Date & Time
Monday, January 27, 2020
Seminary Co-op Bookstore
Free and open to the public
Seminary Co-op Bookstore
Ann Durkin Keating discusses "The World of Juliette Kinzie: Chicago Before the Fire." A Q&A and signing will follow the discussion.
At the Co-op
About the book: When Juliette Kinzie first visited Chicago in 1831, it was anything but a city. An outpost in the shadow of Fort Dearborn, it had no streets, no sidewalks, no schools, no river-spanning bridges. And with two hundred disconnected residents, it lacked any sense of community. In the decades that followed, not only did Juliette witness the city’s transition from Indian country to industrial center, but she was instrumental in its development.
Juliette is one of Chicago’s forgotten founders. Early Chicago is often presented as “a man’s city,” but women like Juliette worked to create an urban and urbane world, often within their own parlors. With "The World of Juliette Kinzie," we finally get to experience the rise of Chicago from the view of one of its most important founding mothers.
Ann Durkin Keating, one of the foremost experts on nineteenth-century Chicago, offers a moving portrait of a trailblazing and complicated woman. Keating takes us to the corner of Cass and Michigan (now Wabash and Hubbard), Juliette’s home base. Through Juliette’s eyes, our understanding of early Chicago expands from a city of boosters and speculators to include the world women created in and between households. We see the development of Chicago society, first inspired by cities in the East and later coming into its own midwestern ways.
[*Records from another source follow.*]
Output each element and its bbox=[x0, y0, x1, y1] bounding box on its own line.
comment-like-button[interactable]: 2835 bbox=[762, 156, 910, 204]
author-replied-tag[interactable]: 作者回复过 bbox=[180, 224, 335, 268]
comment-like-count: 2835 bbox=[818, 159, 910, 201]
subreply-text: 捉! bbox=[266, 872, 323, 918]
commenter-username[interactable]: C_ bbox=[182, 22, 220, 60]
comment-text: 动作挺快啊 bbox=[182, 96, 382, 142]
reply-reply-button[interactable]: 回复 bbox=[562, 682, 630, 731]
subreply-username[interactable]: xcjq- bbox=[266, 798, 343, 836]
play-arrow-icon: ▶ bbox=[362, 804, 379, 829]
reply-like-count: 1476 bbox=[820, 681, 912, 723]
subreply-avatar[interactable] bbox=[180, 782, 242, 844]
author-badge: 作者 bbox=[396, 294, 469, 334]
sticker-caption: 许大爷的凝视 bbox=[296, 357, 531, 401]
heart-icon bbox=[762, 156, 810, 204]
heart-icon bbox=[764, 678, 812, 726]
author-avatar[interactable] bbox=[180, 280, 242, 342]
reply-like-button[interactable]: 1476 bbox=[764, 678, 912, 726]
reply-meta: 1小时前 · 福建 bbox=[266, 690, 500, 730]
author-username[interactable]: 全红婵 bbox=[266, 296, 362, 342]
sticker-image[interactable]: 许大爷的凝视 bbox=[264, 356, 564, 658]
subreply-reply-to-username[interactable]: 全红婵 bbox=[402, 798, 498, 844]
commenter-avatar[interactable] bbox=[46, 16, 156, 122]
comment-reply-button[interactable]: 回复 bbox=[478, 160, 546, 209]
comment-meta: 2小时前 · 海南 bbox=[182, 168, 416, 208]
We also see the city become a community, as it developed its intertwined religious, social, educational, and cultural institutions. Keating draws on a wealth of sources, including hundreds of Juliette’s personal letters, allowing Juliette to tell much of her story in her own words.
Juliette’s death in 1870, just a year before the infamous fire, seemed almost prescient. She left her beloved Chicago right before the physical city as she knew it vanished into the flames. But now her history lives on. "The World of Juliette Kinzie" offers a new perspective on Chicago’s past and is a fitting tribute to one of the first women historians in the United States.
About the author: Ann Durkin Keating is Dr. C. Frederick Toenniges Professor of History at North Central College in Naperville, Illinois. She is co-editor of "The Encyclopedia of Chicago," the editor of "Chicago Neighborhoods and Suburbs: A Historical Guide," and the author of "Rising Up from Indian Country: The Battle of Fort Dearborn and the Birth of Chicago," all published by the University of Chicago Press.